Fluss maintains precise boundaries between hot and cold data using offsets and snapshot coordination. This ensures there are no gaps, no duplicates, and no reordering. From the user’s perspective, a single SQL query always returns the latest state of the table.
This dramatically simplifies analytics, feature engineering, and exploratory workflows, especially when freshness matters.
Deletion Vectors in Streamhouse: Making Updates Correct at Scale
Supporting real-time analytics is hard. Supporting updates and deletes across hot and cold storage is even harder.
This is where one of the most important technical contributions discussed in the webinar comes in: Fluss’s multi-layer deletion vector framework, introduced by Yuxia.
In a Streamhouse architecture, updates and deletes first arrive in the real-time layer. However, historical data may already exist in Iceberg. The system must ensure that deleted rows never reappear when data from both layers is merged.
Fluss solves this by managing deletion vectors across three distinct layers.
First, Iceberg deletion vectors handle rows that have already been persisted and marked as deleted in Iceberg snapshots. This is standard Iceberg behavior.
Second, Log deletion vectors track deletes and updates within Fluss’s real-time changelog. These apply only to data that still resides in the hot layer.
Third, and most importantly, Lake deletion vectors bridge the two worlds. When a delete arrives for a row that already exists in Iceberg, Fluss records metadata that marks the corresponding Iceberg row as logically deleted—even before a new Iceberg snapshot is written.
During a union read, the query engine applies all relevant deletion vectors. Rows deleted in Fluss are masked out from both the hot layer and the historical Iceberg data. Over time, these logical deletes are safely materialized into Iceberg itself.
This approach ensures correct upsert semantics across streaming and historical data without sacrificing performance or freshness. It is a foundational building block for primary-key tables in Streamhouse.

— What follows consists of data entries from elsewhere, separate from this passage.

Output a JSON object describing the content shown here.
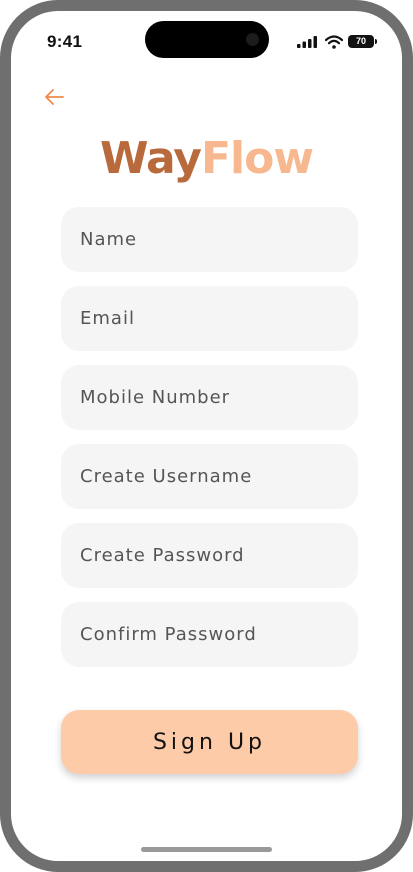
{
  "status_bar": {
    "time": "9:41",
    "battery": "70"
  },
  "logo": {
    "part1": "Way",
    "part2": "Flow"
  },
  "form": {
    "name_placeholder": "Name",
    "email_placeholder": "Email",
    "mobile_placeholder": "Mobile Number",
    "username_placeholder": "Create Username",
    "password_placeholder": "Create Password",
    "confirm_placeholder": "Confirm Password",
    "submit_label": "Sign Up"
  },
  "icons": {
    "back": "arrow-left-icon",
    "signal": "cellular-signal-icon",
    "wifi": "wifi-icon",
    "battery": "battery-icon"
  },
  "colors": {
    "accent": "#f08a4b",
    "logo_dark": "#b86a3c",
    "logo_light": "#f7b78f",
    "button": "#fecba9",
    "field_bg": "#f5f5f5"
  }
}
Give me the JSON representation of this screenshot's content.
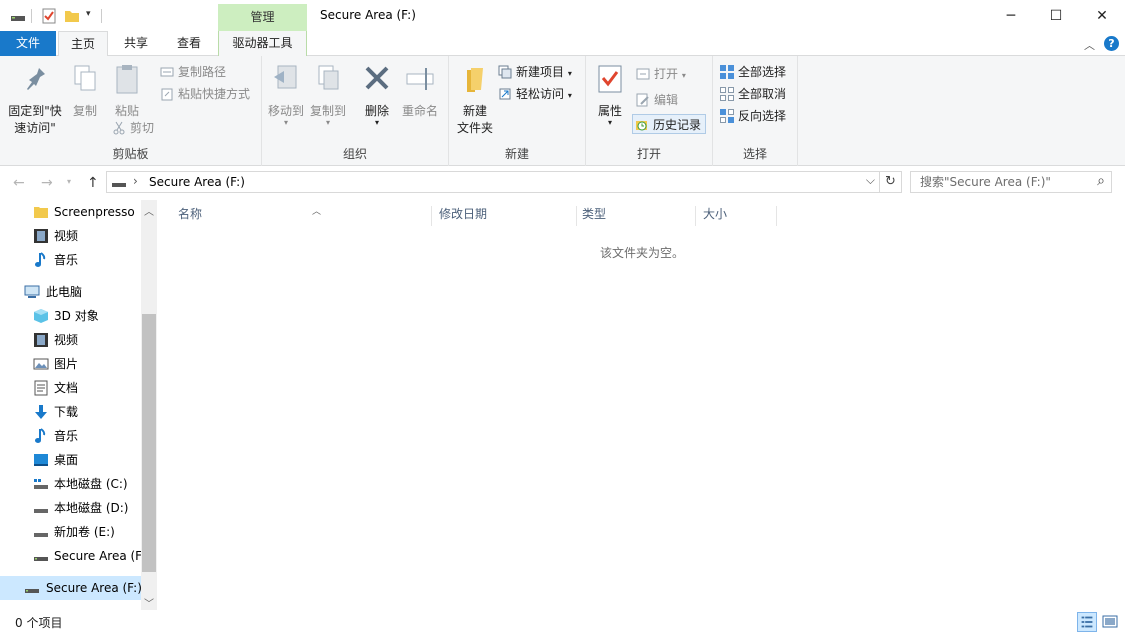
{
  "window": {
    "title": "Secure Area (F:)",
    "contextual_tab": "管理",
    "min_label": "─",
    "max_label": "☐",
    "close_label": "✕"
  },
  "tabs": {
    "file": "文件",
    "home": "主页",
    "share": "共享",
    "view": "查看",
    "drive_tools": "驱动器工具"
  },
  "ribbon": {
    "clipboard": {
      "label": "剪贴板",
      "pin_line1": "固定到\"快",
      "pin_line2": "速访问\"",
      "copy": "复制",
      "paste": "粘贴",
      "copy_path": "复制路径",
      "paste_shortcut": "粘贴快捷方式",
      "cut": "剪切"
    },
    "organize": {
      "label": "组织",
      "move_to": "移动到",
      "copy_to": "复制到",
      "delete": "删除",
      "rename": "重命名"
    },
    "new": {
      "label": "新建",
      "new_folder_line1": "新建",
      "new_folder_line2": "文件夹",
      "new_item": "新建项目",
      "easy_access": "轻松访问"
    },
    "open": {
      "label": "打开",
      "properties": "属性",
      "open": "打开",
      "edit": "编辑",
      "history": "历史记录"
    },
    "select": {
      "label": "选择",
      "select_all": "全部选择",
      "select_none": "全部取消",
      "invert": "反向选择"
    }
  },
  "address": {
    "back": "←",
    "forward": "→",
    "up": "↑",
    "separator": "›",
    "path": "Secure Area (F:)",
    "dropdown": "⌵",
    "refresh": "↻",
    "search_placeholder": "搜索\"Secure Area (F:)\"",
    "search_icon": "⌕"
  },
  "navigation": {
    "items": [
      {
        "label": "Screenpresso",
        "icon": "folder-icon"
      },
      {
        "label": "视频",
        "icon": "video-icon"
      },
      {
        "label": "音乐",
        "icon": "music-icon"
      },
      {
        "label": "此电脑",
        "icon": "computer-icon"
      },
      {
        "label": "3D 对象",
        "icon": "3d-objects-icon"
      },
      {
        "label": "视频",
        "icon": "video-icon"
      },
      {
        "label": "图片",
        "icon": "pictures-icon"
      },
      {
        "label": "文档",
        "icon": "documents-icon"
      },
      {
        "label": "下载",
        "icon": "download-icon"
      },
      {
        "label": "音乐",
        "icon": "music-icon"
      },
      {
        "label": "桌面",
        "icon": "desktop-icon"
      },
      {
        "label": "本地磁盘 (C:)",
        "icon": "drive-icon"
      },
      {
        "label": "本地磁盘 (D:)",
        "icon": "drive-icon"
      },
      {
        "label": "新加卷 (E:)",
        "icon": "drive-icon"
      },
      {
        "label": "Secure Area (F:",
        "icon": "usb-drive-icon"
      },
      {
        "label": "Secure Area (F:)",
        "icon": "usb-drive-icon"
      }
    ]
  },
  "columns": {
    "name": "名称",
    "modified": "修改日期",
    "type": "类型",
    "size": "大小"
  },
  "content": {
    "empty_message": "该文件夹为空。"
  },
  "status": {
    "item_count": "0 个项目"
  },
  "colors": {
    "accent": "#1979ca",
    "contextual": "#cdeec0",
    "selection": "#cce8ff"
  }
}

Flink CDC: The Front Door to the Streamhouse
No Streamhouse architecture is complete without robust, real-time ingestion. This is where Flink CDC, presented by Leonard, plays a critical role.
Flink CDC provides end-to-end streaming ingestion from transactional databases using change data capture. It handles initial snapshots and continuous change streams in a unified way, ensuring downstream systems see a consistent view of the source database.
One of Flink CDC’s most powerful features is schema evolution. When upstream schemas change—columns are added, modified, or removed—Flink CDC coordinates these changes safely. It flushes in-flight data, propagates schema updates downstream, and resumes streaming without data loss or corruption.
In practice, this means teams can synchronize entire databases into Fluss or Iceberg using declarative YAML pipelines, rather than writing custom streaming code. Flink CDC supports a wide range of sources and sinks, including Iceberg, Fluss, and other lake formats.
In a Streamhouse architecture, Flink CDC becomes the ingestion backbone: capturing operational data changes and feeding them directly into the unified hot-and-cold storage layer.
From Modern Lambda and Kappa to Streamhouse for Analytics
Taken together, these components enable a shift away from modern Lambda and Kappa architectures toward a Kappa-style architecture for analytics — the Streamhouse.
Instead of maintaining separate systems for streaming and batch, Streamhouse provides:
one ingestion path
one storage abstraction
one query model
one source of truth
Real-time dashboards, historical analytics, feature engineering, and AI workloads all operate on the same logical tables, with consistent semantics and predictable behavior.
Why Streamhouse Matters Now
Real-time is no longer optional. AI agents, machine learning systems, and operational applications all depend on current, trustworthy data.
Streamhouse does not replace Iceberg. It extends it. By pairing Iceberg’s strengths in open, durable analytics with Fluss’s real-time storage and ingestion capabilities, Streamhouse offers a practical path toward continuous analytics at scale.